North Canterbury town to keep its fire siren after community protest

October 29, 2020

The alarm in Oxford, Canterbury was set to be only used as a back-up.

A North Canterbury fire siren will keep sounding at night after residents in Oxford stepped in to save it from modern technology.

The alarm was set to be used only as a backup as volunteer fire brigades upgrade their alert systems, but thanks to an overwhelming local campaign, it has been saved.

“I actually cried, because I was so emotional about it, yeah, to think that something that means so much to this town and we got it back,” Shona Kidd said.

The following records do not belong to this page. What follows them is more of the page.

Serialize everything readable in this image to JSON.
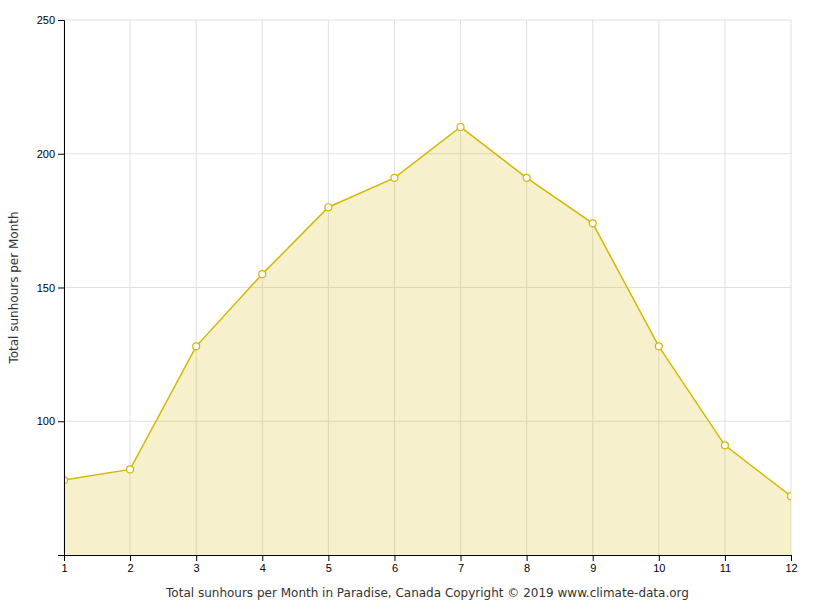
{
  "chart_data": {
    "type": "area",
    "x": [
      1,
      2,
      3,
      4,
      5,
      6,
      7,
      8,
      9,
      10,
      11,
      12
    ],
    "values": [
      78,
      82,
      128,
      155,
      180,
      191,
      210,
      191,
      174,
      128,
      91,
      72
    ],
    "color": "#D4B800",
    "marker": "circle",
    "xlabel": "Total sunhours per Month in Paradise, Canada Copyright © 2019 www.climate-data.org",
    "ylabel": "Total sunhours per Month",
    "xlim": [
      1,
      12
    ],
    "ylim": [
      50,
      250
    ],
    "xticks": [
      1,
      2,
      3,
      4,
      5,
      6,
      7,
      8,
      9,
      10,
      11,
      12
    ],
    "yticks": [
      100,
      150,
      200,
      250
    ],
    "grid": true
  }
}
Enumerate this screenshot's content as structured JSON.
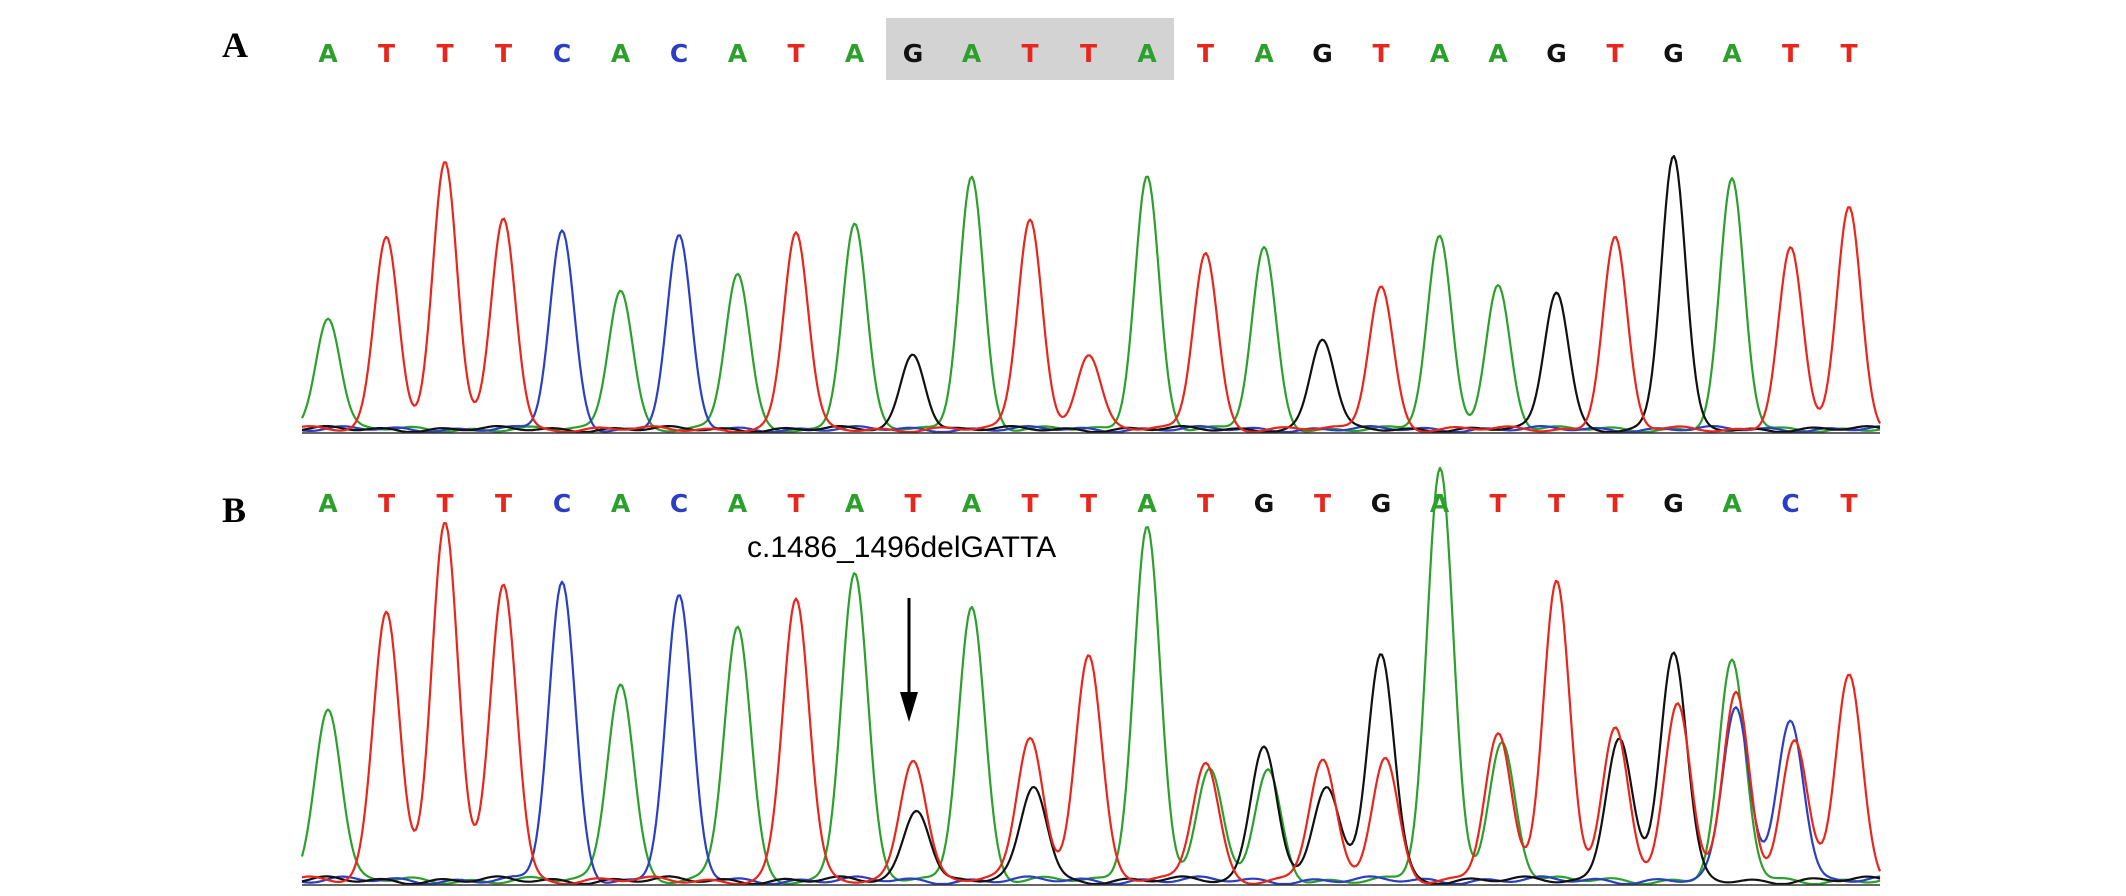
{
  "colors": {
    "A": "#2ca02c",
    "T": "#e8261c",
    "C": "#2b3fc4",
    "G": "#111111"
  },
  "highlight_color": "#d3d3d3",
  "panels": [
    {
      "label": "A",
      "bases": [
        "A",
        "T",
        "T",
        "T",
        "C",
        "A",
        "C",
        "A",
        "T",
        "A",
        "G",
        "A",
        "T",
        "T",
        "A",
        "T",
        "A",
        "G",
        "T",
        "A",
        "A",
        "G",
        "T",
        "G",
        "A",
        "T",
        "T"
      ],
      "highlight": [
        10,
        14
      ],
      "peak_heights": [
        0.4,
        0.69,
        0.95,
        0.75,
        0.7,
        0.5,
        0.68,
        0.55,
        0.7,
        0.73,
        0.27,
        0.9,
        0.75,
        0.27,
        0.9,
        0.63,
        0.64,
        0.32,
        0.51,
        0.68,
        0.51,
        0.49,
        0.68,
        0.97,
        0.88,
        0.64,
        0.78
      ],
      "secondary_peaks": []
    },
    {
      "label": "B",
      "bases": [
        "A",
        "T",
        "T",
        "T",
        "C",
        "A",
        "C",
        "A",
        "T",
        "A",
        "T",
        "A",
        "T",
        "T",
        "A",
        "T",
        "G",
        "T",
        "G",
        "A",
        "T",
        "T",
        "T",
        "G",
        "A",
        "C",
        "T"
      ],
      "highlight": null,
      "annotation": "c.1486_1496delGATTA",
      "arrow_target_index": 10,
      "peak_heights": [
        0.48,
        0.75,
        0.99,
        0.82,
        0.82,
        0.55,
        0.78,
        0.7,
        0.78,
        0.85,
        0.34,
        0.76,
        0.4,
        0.63,
        0.98,
        0.33,
        0.38,
        0.33,
        0.63,
        0.96,
        0.4,
        0.83,
        0.42,
        0.63,
        0.6,
        0.45,
        0.56
      ],
      "secondary_peaks": [
        {
          "index": 10,
          "base": "G",
          "height": 0.2
        },
        {
          "index": 12,
          "base": "G",
          "height": 0.26
        },
        {
          "index": 15,
          "base": "A",
          "height": 0.3
        },
        {
          "index": 16,
          "base": "A",
          "height": 0.3
        },
        {
          "index": 17,
          "base": "G",
          "height": 0.26
        },
        {
          "index": 18,
          "base": "T",
          "height": 0.34
        },
        {
          "index": 19,
          "base": "A",
          "height": 0.18
        },
        {
          "index": 20,
          "base": "A",
          "height": 0.38
        },
        {
          "index": 22,
          "base": "G",
          "height": 0.4
        },
        {
          "index": 23,
          "base": "T",
          "height": 0.48
        },
        {
          "index": 24,
          "base": "T",
          "height": 0.52
        },
        {
          "index": 24,
          "base": "C",
          "height": 0.48
        },
        {
          "index": 25,
          "base": "T",
          "height": 0.38
        }
      ]
    }
  ]
}
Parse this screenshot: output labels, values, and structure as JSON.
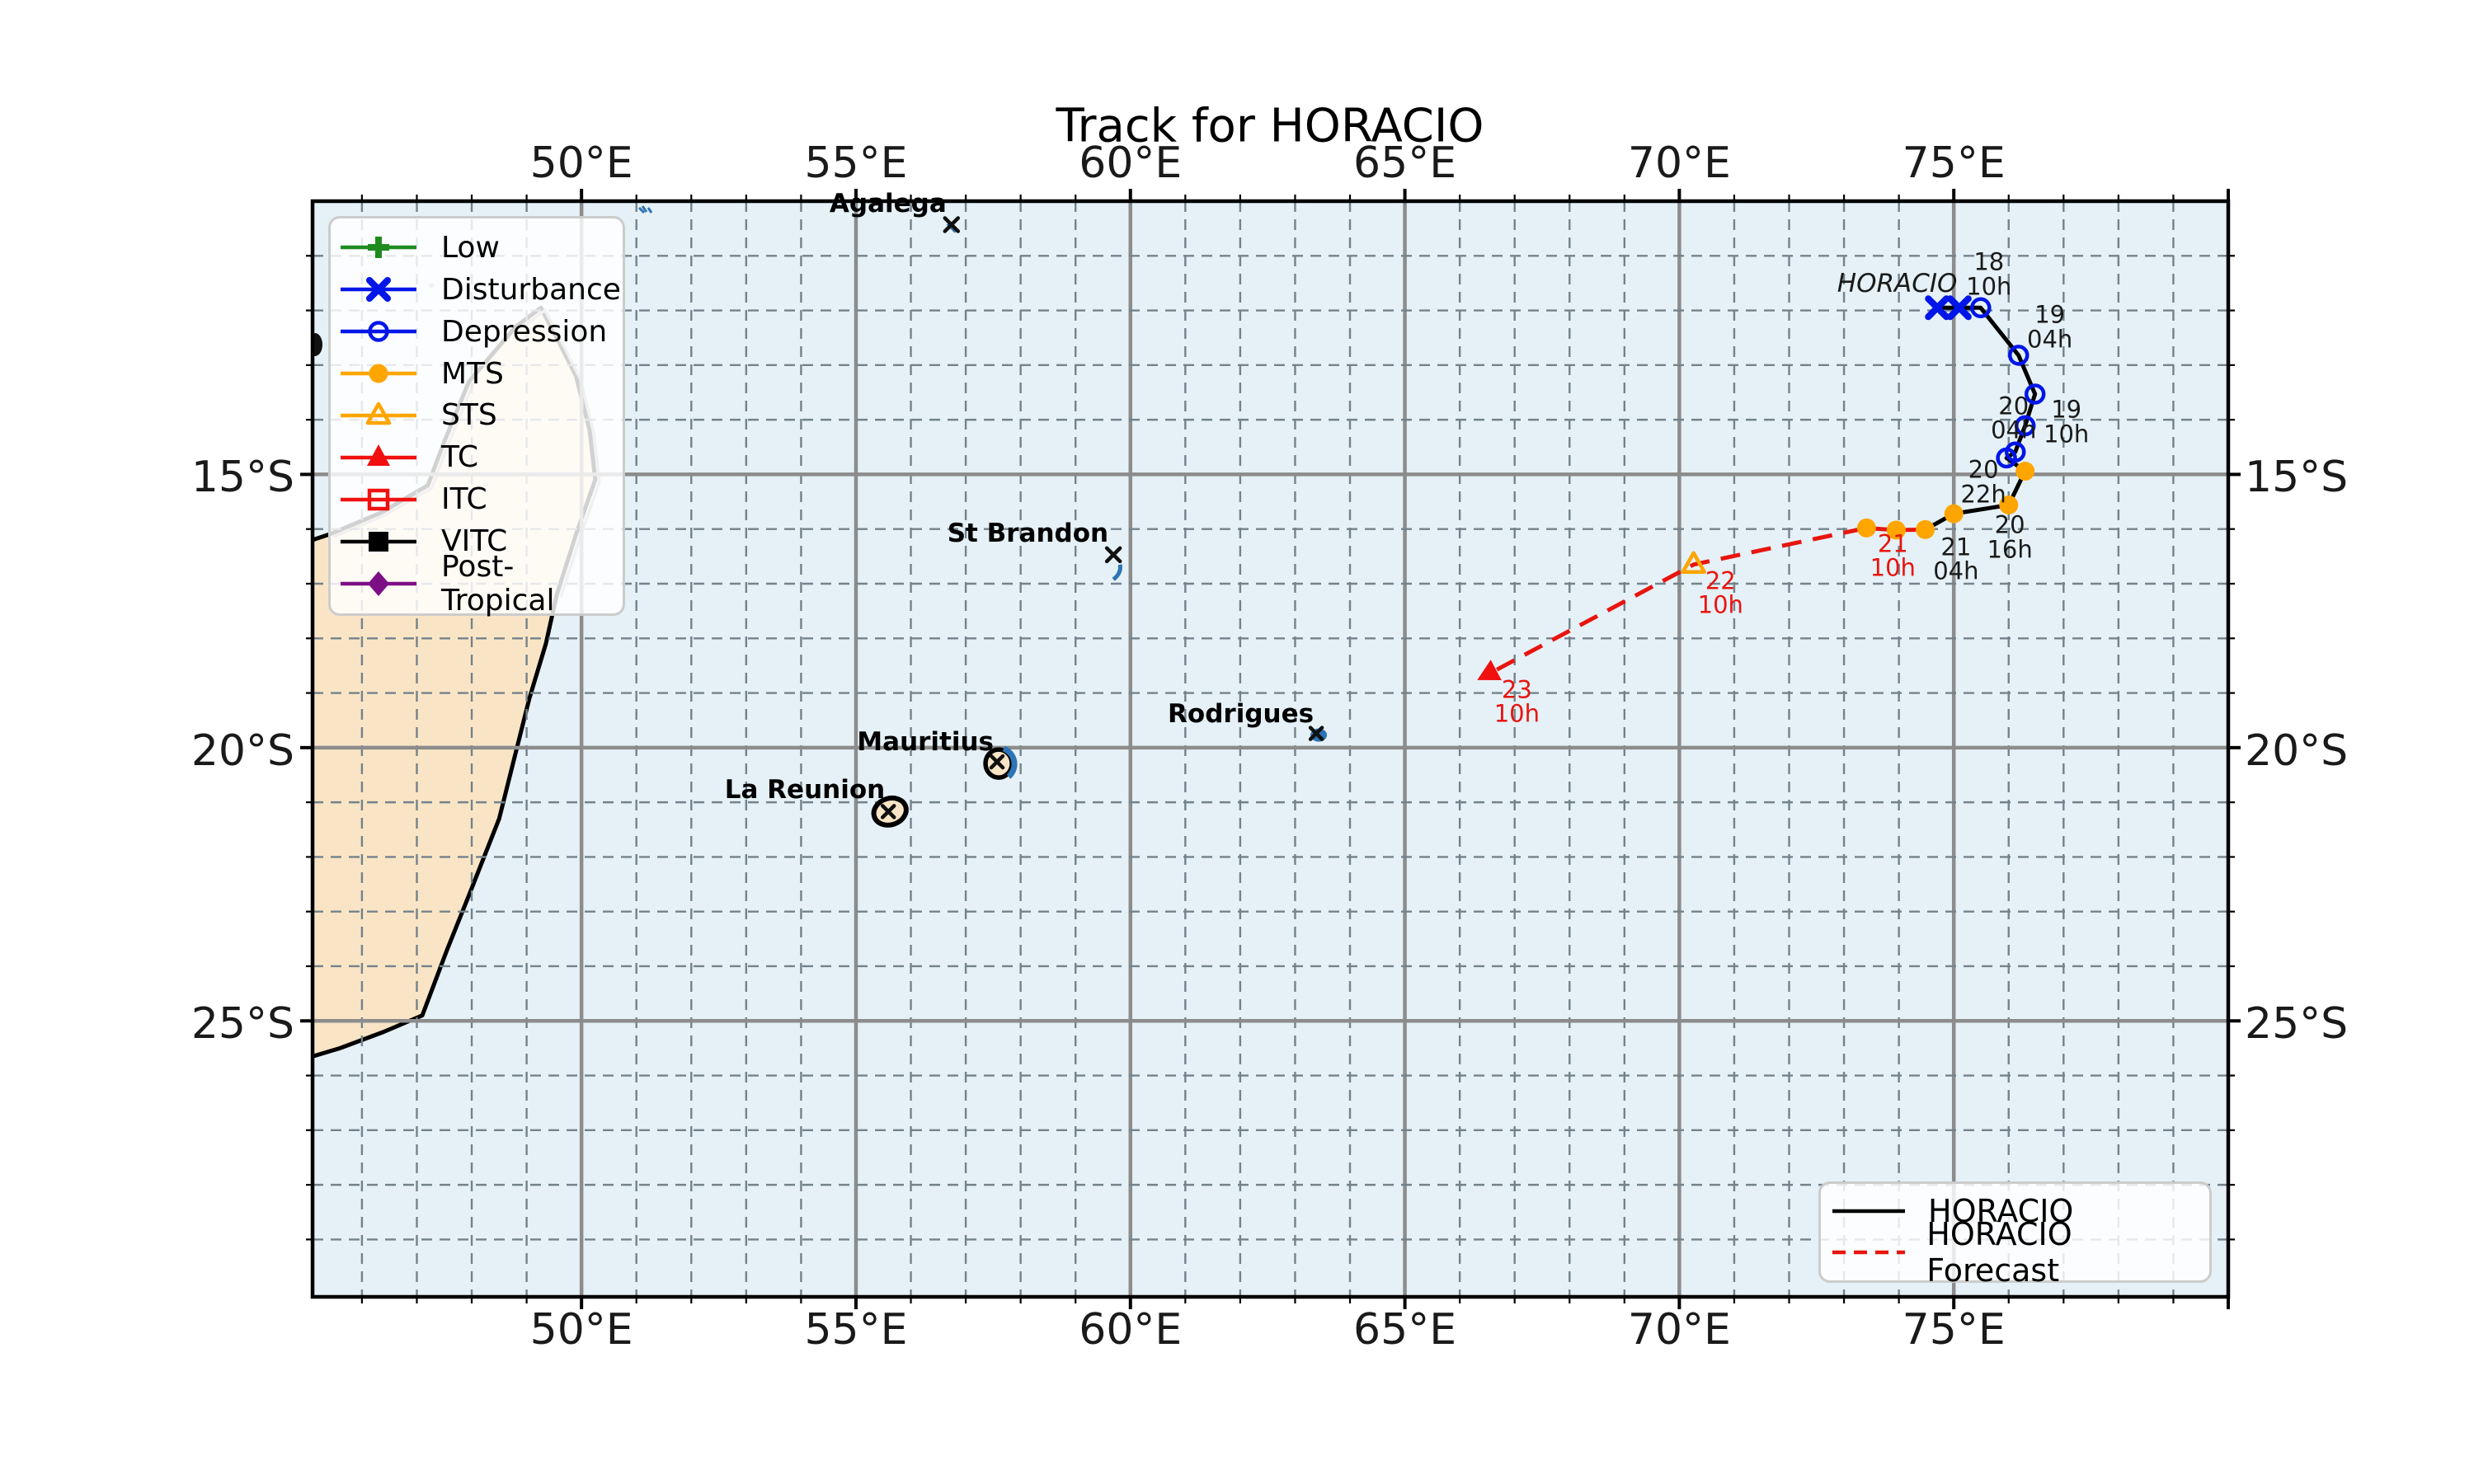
{
  "title": "Track for HORACIO",
  "storm_name_label": {
    "text": "HORACIO",
    "lon": 73.97,
    "lat": 11.51
  },
  "map": {
    "lon_ticks": [
      {
        "value": 50,
        "label": "50°E"
      },
      {
        "value": 55,
        "label": "55°E"
      },
      {
        "value": 60,
        "label": "60°E"
      },
      {
        "value": 65,
        "label": "65°E"
      },
      {
        "value": 70,
        "label": "70°E"
      },
      {
        "value": 75,
        "label": "75°E"
      }
    ],
    "lat_ticks": [
      {
        "value": 15,
        "label": "15°S"
      },
      {
        "value": 20,
        "label": "20°S"
      },
      {
        "value": 25,
        "label": "25°S"
      }
    ],
    "islands": [
      {
        "name": "Agalega",
        "lon": 56.74,
        "lat": 10.43
      },
      {
        "name": "St Brandon",
        "lon": 59.69,
        "lat": 16.47
      },
      {
        "name": "Mauritius",
        "lon": 57.6,
        "lat": 20.29
      },
      {
        "name": "La Reunion",
        "lon": 55.62,
        "lat": 21.17
      },
      {
        "name": "Rodrigues",
        "lon": 63.43,
        "lat": 19.77
      }
    ]
  },
  "legend_categories": [
    {
      "label": "Low",
      "marker": "plus",
      "color": "#1f8b1f"
    },
    {
      "label": "Disturbance",
      "marker": "x",
      "color": "#0016e8"
    },
    {
      "label": "Depression",
      "marker": "circle-open",
      "color": "#0016e8"
    },
    {
      "label": "MTS",
      "marker": "circle",
      "color": "#ffa500"
    },
    {
      "label": "STS",
      "marker": "triangle-open",
      "color": "#ffa500"
    },
    {
      "label": "TC",
      "marker": "triangle",
      "color": "#f01010"
    },
    {
      "label": "ITC",
      "marker": "square-open",
      "color": "#f01010"
    },
    {
      "label": "VITC",
      "marker": "square",
      "color": "#000000"
    },
    {
      "label": "Post-Tropical",
      "marker": "diamond",
      "color": "#7d0f86"
    }
  ],
  "legend_track": [
    {
      "label": "HORACIO",
      "line": "solid",
      "color": "#000000"
    },
    {
      "label": "HORACIO Forecast",
      "line": "dashed",
      "color": "#e8150f"
    }
  ],
  "chart_data": {
    "type": "line",
    "title": "Track for HORACIO",
    "geo_axes": {
      "lon_range_e": [
        45.1,
        80.0
      ],
      "lat_range_s": [
        10.0,
        30.05
      ],
      "grid_major_deg": 5,
      "grid_minor_deg": 1
    },
    "series": [
      {
        "name": "HORACIO",
        "style": "solid-black",
        "points": [
          {
            "lon": 74.7,
            "lat": 11.95,
            "status": "Disturbance"
          },
          {
            "lon": 75.1,
            "lat": 11.95,
            "status": "Disturbance"
          },
          {
            "lon": 75.49,
            "lat": 11.95,
            "status": "Depression",
            "time": "18 10h"
          },
          {
            "lon": 76.18,
            "lat": 12.82,
            "status": "Depression",
            "time": "19 04h"
          },
          {
            "lon": 76.48,
            "lat": 13.53,
            "status": "Depression",
            "time": "19 10h"
          },
          {
            "lon": 76.3,
            "lat": 14.11,
            "status": "Depression"
          },
          {
            "lon": 76.12,
            "lat": 14.59,
            "status": "Depression"
          },
          {
            "lon": 75.96,
            "lat": 14.7,
            "status": "Depression",
            "time": "20 04h"
          },
          {
            "lon": 76.3,
            "lat": 14.94,
            "status": "MTS"
          },
          {
            "lon": 76.0,
            "lat": 15.56,
            "status": "MTS",
            "time": "20 16h"
          },
          {
            "lon": 75.0,
            "lat": 15.72,
            "status": "MTS",
            "time": "20 22h"
          },
          {
            "lon": 74.48,
            "lat": 16.01,
            "status": "MTS",
            "time": "21 04h"
          }
        ]
      },
      {
        "name": "HORACIO Forecast",
        "style": "dashed-red",
        "points": [
          {
            "lon": 74.48,
            "lat": 16.01,
            "status": "MTS"
          },
          {
            "lon": 73.95,
            "lat": 16.02,
            "status": "MTS",
            "time": "21 10h"
          },
          {
            "lon": 73.41,
            "lat": 15.98,
            "status": "MTS"
          },
          {
            "lon": 70.26,
            "lat": 16.65,
            "status": "STS",
            "time": "22 10h"
          },
          {
            "lon": 66.53,
            "lat": 18.65,
            "status": "TC",
            "time": "23 10h"
          }
        ]
      }
    ],
    "time_labels": [
      {
        "lines": [
          "18",
          "10h"
        ],
        "lon": 75.64,
        "lat": 11.35,
        "color": "#1a1a1a"
      },
      {
        "lines": [
          "19",
          "04h"
        ],
        "lon": 76.75,
        "lat": 12.31,
        "color": "#1a1a1a"
      },
      {
        "lines": [
          "19",
          "10h"
        ],
        "lon": 77.05,
        "lat": 14.05,
        "color": "#1a1a1a"
      },
      {
        "lines": [
          "20",
          "04h"
        ],
        "lon": 76.09,
        "lat": 13.98,
        "color": "#1a1a1a"
      },
      {
        "lines": [
          "20",
          "22h"
        ],
        "lon": 75.54,
        "lat": 15.15,
        "color": "#1a1a1a"
      },
      {
        "lines": [
          "20",
          "16h"
        ],
        "lon": 76.02,
        "lat": 16.16,
        "color": "#1a1a1a"
      },
      {
        "lines": [
          "21",
          "04h"
        ],
        "lon": 75.04,
        "lat": 16.56,
        "color": "#1a1a1a"
      },
      {
        "lines": [
          "21",
          "10h"
        ],
        "lon": 73.89,
        "lat": 16.5,
        "color": "#e8150f"
      },
      {
        "lines": [
          "22",
          "10h"
        ],
        "lon": 70.75,
        "lat": 17.18,
        "color": "#e8150f"
      },
      {
        "lines": [
          "23",
          "10h"
        ],
        "lon": 67.04,
        "lat": 19.17,
        "color": "#e8150f"
      }
    ]
  },
  "colors": {
    "ocean": "#e5f1f7",
    "land": "#f9e5c5",
    "coast": "#000000",
    "coast_secondary": "#b3b3b3",
    "grid_major": "#8c8c8c",
    "grid_minor": "#74828c",
    "minor_island": "#2e74b5",
    "analysis_line": "#000000",
    "forecast_line": "#e8150f"
  }
}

In many towns around the country, Fire and Emergency New Zealand has moved to a modern system which initially favours pager and text technology to avoid using their siren after 10pm where they can.

The alarm would only sound as a backup, if no one responds within three minutes.

“This is pretty rare that we have a community wanting their siren on at night, normally we get lots of complaints about the siren,” Canterbury Fire Area commander Dave Berry said.

After a trial in Oxford, locals demanded to be disturbed, saying the cell phone reception can't be relied on.

“You have to have it, technology isn't always 100 per cent in some places,” Kidd said.

Their petition gained 950 signatures - half the town's population.

“Our community felt that was the level of cover that they were happy with, and would like to see,” Waimakariri District Mayor Dan Gordon said.

Fire and Emergency say their trials prove the modern method is safe.

“There has been no impact, with the siren being silenced for those three minutes, and it hasn't reduced response time or anything like that,” Berry said.

“It's a bit of a rare occasion, but we will leave the siren going.”